For me it is rather a numerical issue.

The matrix $A$ in your question should have no issue to be diagonalized to the form $A=P DP^T$.

But if we add some numerical error like $$AA=(A(I+AA^T))(I+AA^T)^{-1}=A$$

The [P,D]=eig(A) and [p,d]=eig(AA) will produce two different answers that only $AA$ satisfies what Matlab claimed, i.e. $AA=p D p^T$.

Tested on Matlab R2017a win64.

Answer 2

For a symmetric matrix, eigenvectors corresponding to different eigenvalues are orthogonal.

But, in this case, you have repeated eigenvalues, and Matlab has made no effort to give you orthonormal eigenvectors for the repeated eigenvalues (it doesn't claim it should, as far as I can tell). You can see it by noticing that the first and fifth columns (corresponding to the eigenvalue $0$) are not orthonormal. Nor the third and fourth, which correspond to $0.75$).

The eigenvectors are not normalized, either.

To obtain an orthogonal $P$ you would have to do Gram-Schmidt between the first and fifth columns, and between the third, fourth, and sixth columns. You would also have to normalize the second column (for the eigenvalue $1/2$).

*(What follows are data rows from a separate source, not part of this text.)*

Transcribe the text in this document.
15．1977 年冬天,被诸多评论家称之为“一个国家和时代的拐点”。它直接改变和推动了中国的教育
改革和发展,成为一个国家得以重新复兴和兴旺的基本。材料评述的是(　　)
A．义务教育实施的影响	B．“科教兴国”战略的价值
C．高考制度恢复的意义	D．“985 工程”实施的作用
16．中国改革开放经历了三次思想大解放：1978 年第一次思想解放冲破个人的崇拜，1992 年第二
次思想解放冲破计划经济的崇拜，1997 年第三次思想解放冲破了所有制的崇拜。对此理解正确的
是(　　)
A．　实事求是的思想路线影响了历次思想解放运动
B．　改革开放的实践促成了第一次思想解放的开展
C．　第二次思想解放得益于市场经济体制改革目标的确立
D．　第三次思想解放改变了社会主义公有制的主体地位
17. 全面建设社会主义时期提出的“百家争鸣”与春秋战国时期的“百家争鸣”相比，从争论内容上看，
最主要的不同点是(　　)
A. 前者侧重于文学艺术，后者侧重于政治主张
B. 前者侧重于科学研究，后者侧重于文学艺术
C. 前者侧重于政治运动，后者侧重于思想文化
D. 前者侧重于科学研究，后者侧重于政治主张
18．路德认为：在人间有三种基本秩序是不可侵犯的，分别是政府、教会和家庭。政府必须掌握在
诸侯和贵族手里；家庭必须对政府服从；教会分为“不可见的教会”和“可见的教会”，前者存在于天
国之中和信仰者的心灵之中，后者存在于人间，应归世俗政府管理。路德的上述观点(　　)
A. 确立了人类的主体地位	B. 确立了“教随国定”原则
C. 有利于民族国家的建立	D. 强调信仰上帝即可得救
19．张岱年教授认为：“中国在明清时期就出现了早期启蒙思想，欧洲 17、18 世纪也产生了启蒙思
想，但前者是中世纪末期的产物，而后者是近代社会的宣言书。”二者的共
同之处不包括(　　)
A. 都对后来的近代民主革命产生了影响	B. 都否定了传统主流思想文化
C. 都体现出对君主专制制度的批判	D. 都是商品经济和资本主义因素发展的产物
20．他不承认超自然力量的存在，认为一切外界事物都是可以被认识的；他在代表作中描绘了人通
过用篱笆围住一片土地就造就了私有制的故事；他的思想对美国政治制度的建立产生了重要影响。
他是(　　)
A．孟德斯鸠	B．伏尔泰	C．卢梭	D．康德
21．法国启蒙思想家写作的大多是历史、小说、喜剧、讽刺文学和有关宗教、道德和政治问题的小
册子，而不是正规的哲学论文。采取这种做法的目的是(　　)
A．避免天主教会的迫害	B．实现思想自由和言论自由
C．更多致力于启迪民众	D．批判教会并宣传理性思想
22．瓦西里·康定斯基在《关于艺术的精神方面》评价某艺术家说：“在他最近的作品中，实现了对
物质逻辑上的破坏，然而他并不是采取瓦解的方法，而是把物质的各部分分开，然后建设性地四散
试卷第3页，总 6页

Edit: here is a simple example to follow the situation with easier numbers. Consider $$ A=\begin{bmatrix} 1&0&0\\0&2&0\\0&0&2\end{bmatrix}. $$ Then eigenvalues are $1$ and $2$, the second with multiplicity two. Here are three linearly independent eigenvectors for this matrix: $$ \begin{bmatrix} 5\\0\\0\end{bmatrix},\ \ \begin{bmatrix} 0\\7\\8\end{bmatrix},\ \ \begin{bmatrix} 0\\ -1\\7/8\end{bmatrix}. $$ But the matrix $$ \begin{bmatrix} 5&0&0\\ 0&7&-1\\ 0&8&7/8\end{bmatrix}, $$ analog to what Maple gave you, is far from orthogonal; yet, we still have $P^{-1}AP=A$ (in this case $\Lambda=A$, since $A$ is already diagonal). We would obtain an orthogonal matrix if we normalize the first column (so the $5$ becomes a $1$), and do Gram-Schmidt on the second an third, to get $$ Q=\begin{bmatrix} 1&0&0\\0&7/\sqrt{113}&-8/\sqrt{113}\\ 0&8/\sqrt{113}&7/\sqrt{113}\end{bmatrix}. $$ This one is orthonormal and still satisfies $Q^{-1}AQ=\Lambda=A$. Of course instead of Gram-Schmidt, we could have taken a nicer basis of the eigenspace of $2$, and instead get $$ R=\begin{bmatrix} 1&0&0\\0&1&0\\0&0&1\end{bmatrix}, $$ which trivially satisfies $R^{-1}AR=A$.